Het boek gaat over een expeditieheld, Richard Burton (niet de acteur), die reisde in de negentiende eeuw door India, Arabië en Oost-Afrika. Hij was officier, maar gedroeg zich steeds meer alsof hij een bewoner van de landen was waar hij doorheen trok. Dat maakte hem tot een intrigerend figuur voor ons westerlingen.
Bijzonder aan deze roman is dat de geheimzinnigheid van Burton bijna uitsluitend wordt benaderd door zijn reisgenoten en de bewoners van de landen zelf. Ze verwonderen zich over zijn gedrag, zijn overtuigingen.
Misschien was Burton wel gewoon een katholiek, zo wordt op de laatste bladzijden gesuggereerd. In zijn huis liet hij een kapel bouwen. Alleen - hij kwam er zelf nooit. En als hij al bad, was het met islamitische gebeden in het Arabisch.
Kunnen we het katholicisme zo oprekken dat we van Burton een heilige maken? We hebben dan de getuigenissen nodig van de Aziaten en Afrikanen, en hun verwondering meer dan hun waarheidsliefde.

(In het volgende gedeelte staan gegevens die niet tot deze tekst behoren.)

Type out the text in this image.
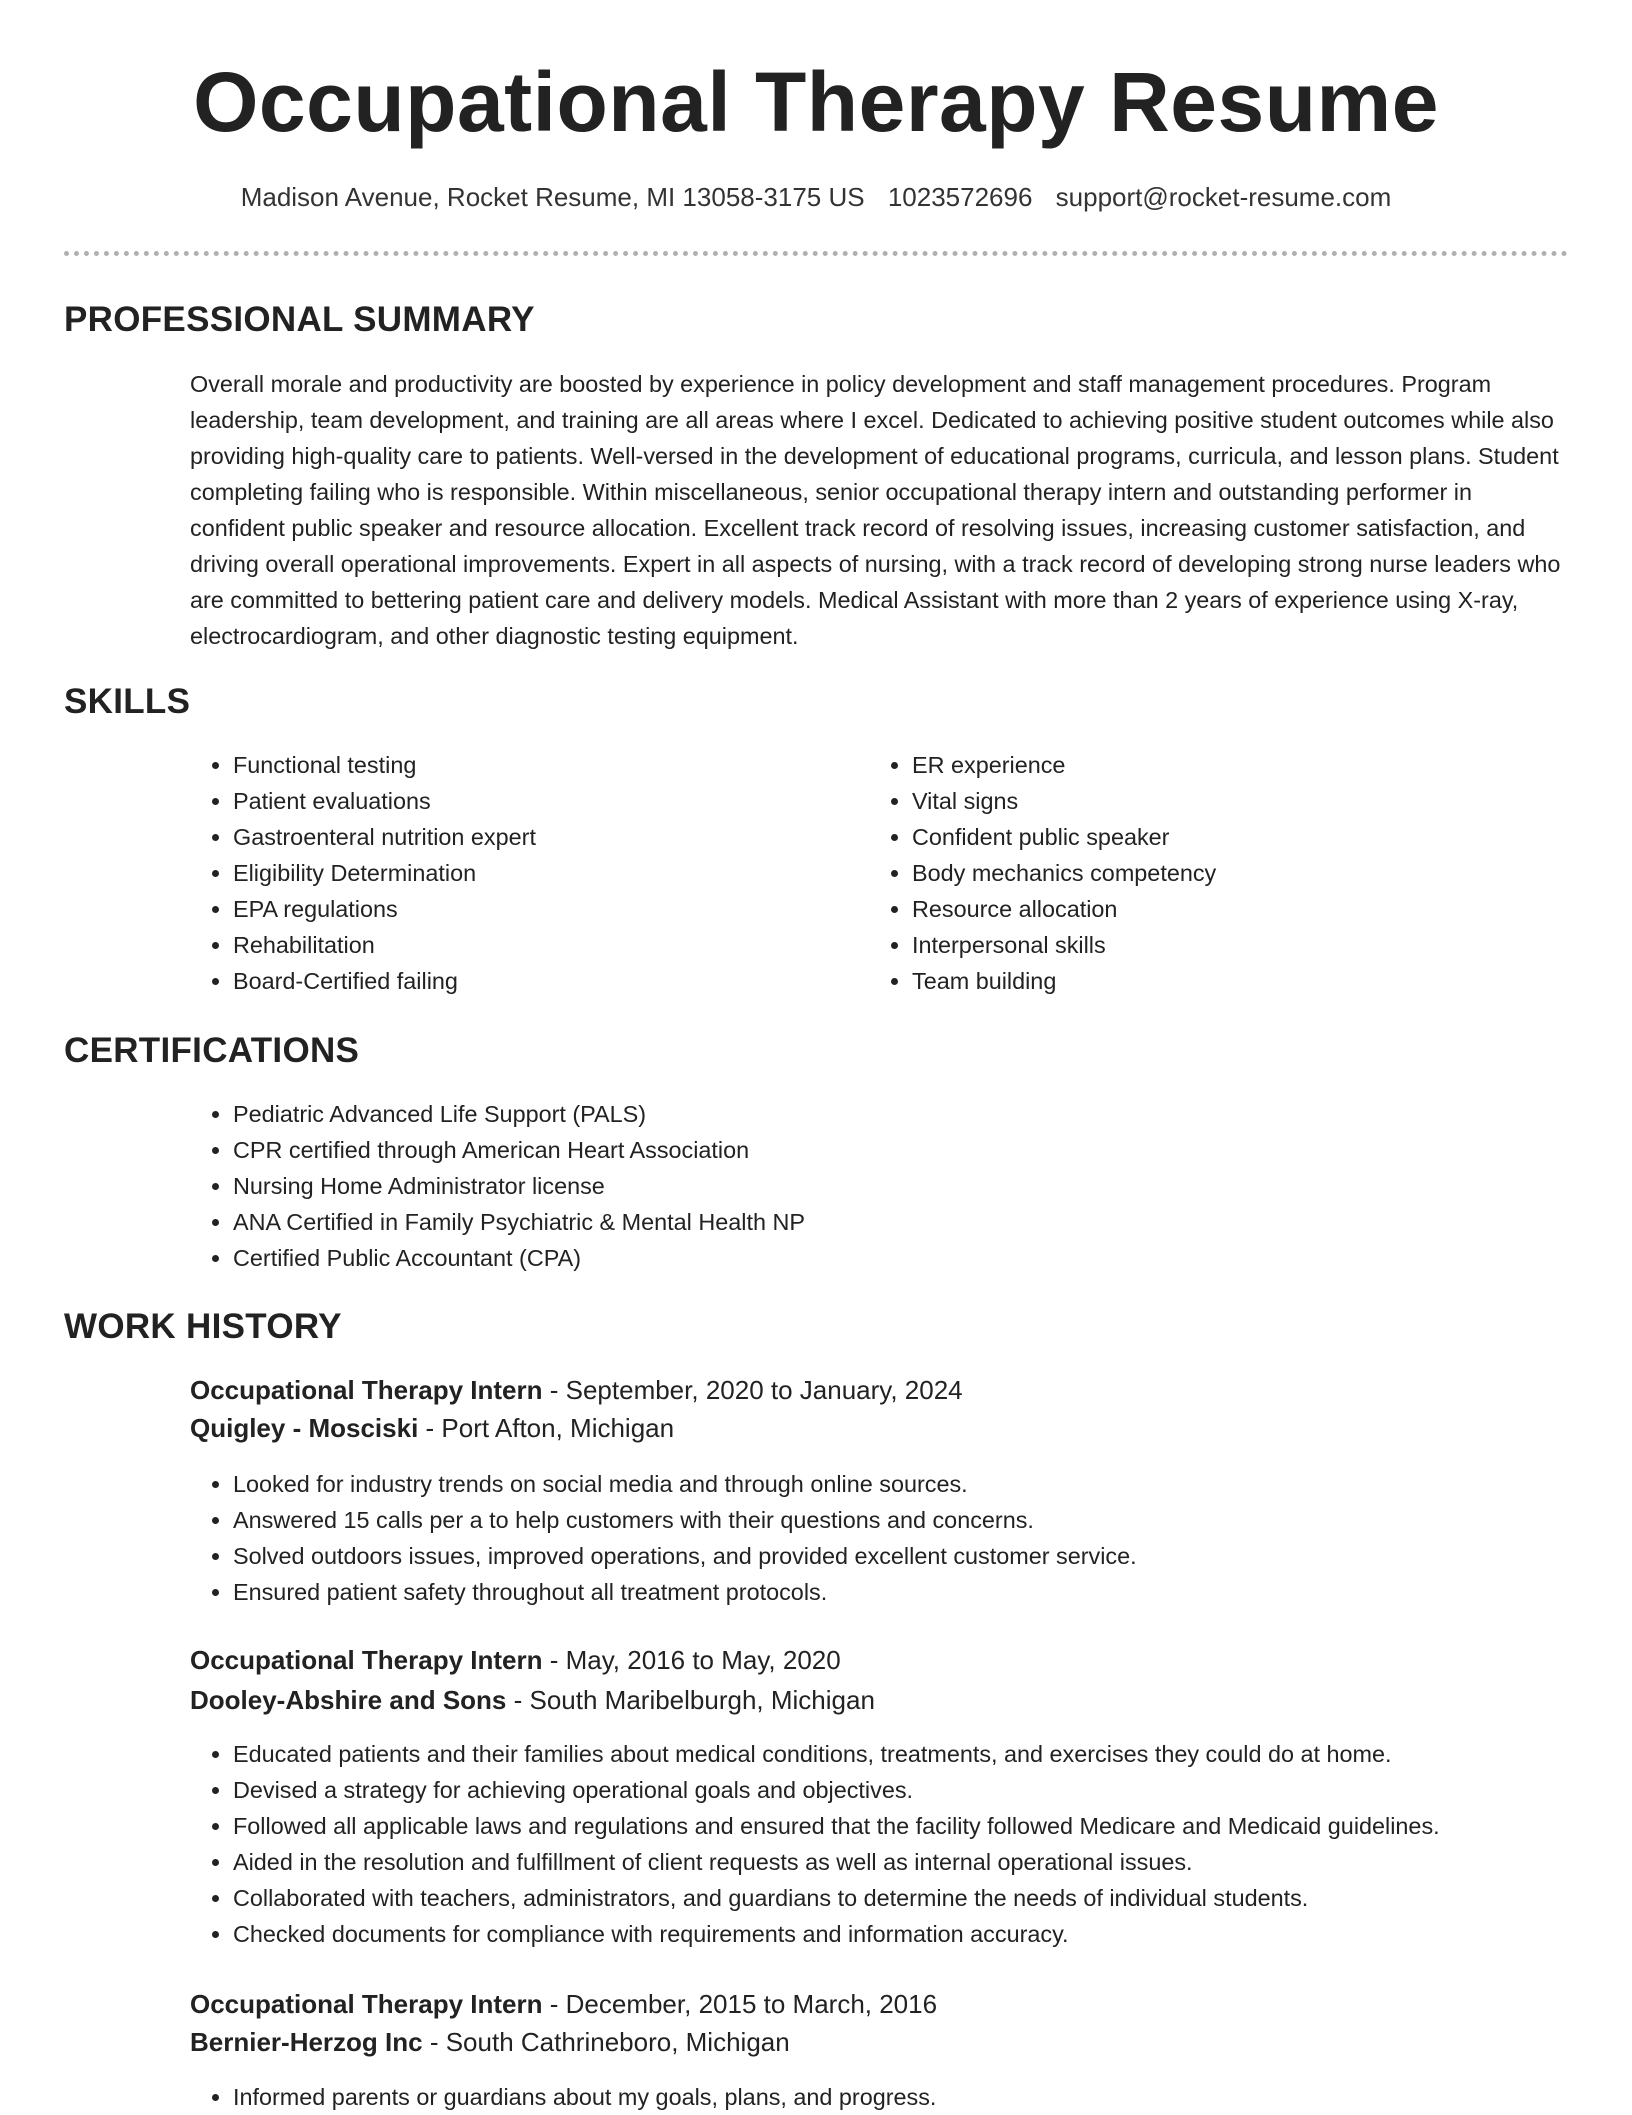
Occupational Therapy Resume
Madison Avenue, Rocket Resume, MI 13058-3175 US 1023572696 support@rocket-resume.com
PROFESSIONAL SUMMARY

Overall morale and productivity are boosted by experience in policy development and staff management procedures. Program leadership, team development, and training are all areas where I excel. Dedicated to achieving positive student outcomes while also providing high-quality care to patients. Well-versed in the development of educational programs, curricula, and lesson plans. Student completing failing who is responsible. Within miscellaneous, senior occupational therapy intern and outstanding performer in confident public speaker and resource allocation. Excellent track record of resolving issues, increasing customer satisfaction, and driving overall operational improvements. Expert in all aspects of nursing, with a track record of developing strong nurse leaders who are committed to bettering patient care and delivery models. Medical Assistant with more than 2 years of experience using X-ray, electrocardiogram, and other diagnostic testing equipment.

SKILLS
• Functional testing
• Patient evaluations
• Gastroenteral nutrition expert
• Eligibility Determination
• EPA regulations
• Rehabilitation
• Board-Certified failing
• ER experience
• Vital signs
• Confident public speaker
• Body mechanics competency
• Resource allocation
• Interpersonal skills
• Team building
CERTIFICATIONS
• Pediatric Advanced Life Support (PALS)
• CPR certified through American Heart Association
• Nursing Home Administrator license
• ANA Certified in Family Psychiatric & Mental Health NP
• Certified Public Accountant (CPA)
WORK HISTORY
Occupational Therapy Intern - September, 2020 to January, 2024
Quigley - Mosciski - Port Afton, Michigan
• Looked for industry trends on social media and through online sources.
• Answered 15 calls per a to help customers with their questions and concerns.
• Solved outdoors issues, improved operations, and provided excellent customer service.
• Ensured patient safety throughout all treatment protocols.
Occupational Therapy Intern - May, 2016 to May, 2020
Dooley-Abshire and Sons - South Maribelburgh, Michigan
• Educated patients and their families about medical conditions, treatments, and exercises they could do at home.
• Devised a strategy for achieving operational goals and objectives.
• Followed all applicable laws and regulations and ensured that the facility followed Medicare and Medicaid guidelines.
• Aided in the resolution and fulfillment of client requests as well as internal operational issues.
• Collaborated with teachers, administrators, and guardians to determine the needs of individual students.
• Checked documents for compliance with requirements and information accuracy.
Occupational Therapy Intern - December, 2015 to March, 2016
Bernier-Herzog Inc - South Cathrineboro, Michigan
• Informed parents or guardians about my goals, plans, and progress.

Ook wordt het moeilijk te geloven in de identiteit en de ziel van Burton. Een Afrikaan verwoordt dat als volgt: "Bwana Burton werd gedreven door djins die geen van de anderen kende en die hij ook aan niemand kon verklaren, niet aan mij, niet aan de dragers, niet aan de Baluchi's of de Banyans, niet eens aan bwana Speke. Het leven is eenvoudiger als je djins bij anderen bekend zijn."
Okee, geen ziel, maar er is wel iets typisch westers aan Burton. Westerlingen vinden het leven pas de moeite waard wanneer er wordt afgezien. Daarom gaan ze op expeditie. Alles gaat voorbij, dat wel, maar wel in lijden. Dat zou je de katholieke stempel van het westerse expansionisme kunnen noemen. Althans, van de inspirerende voorposten van dat expansionisme.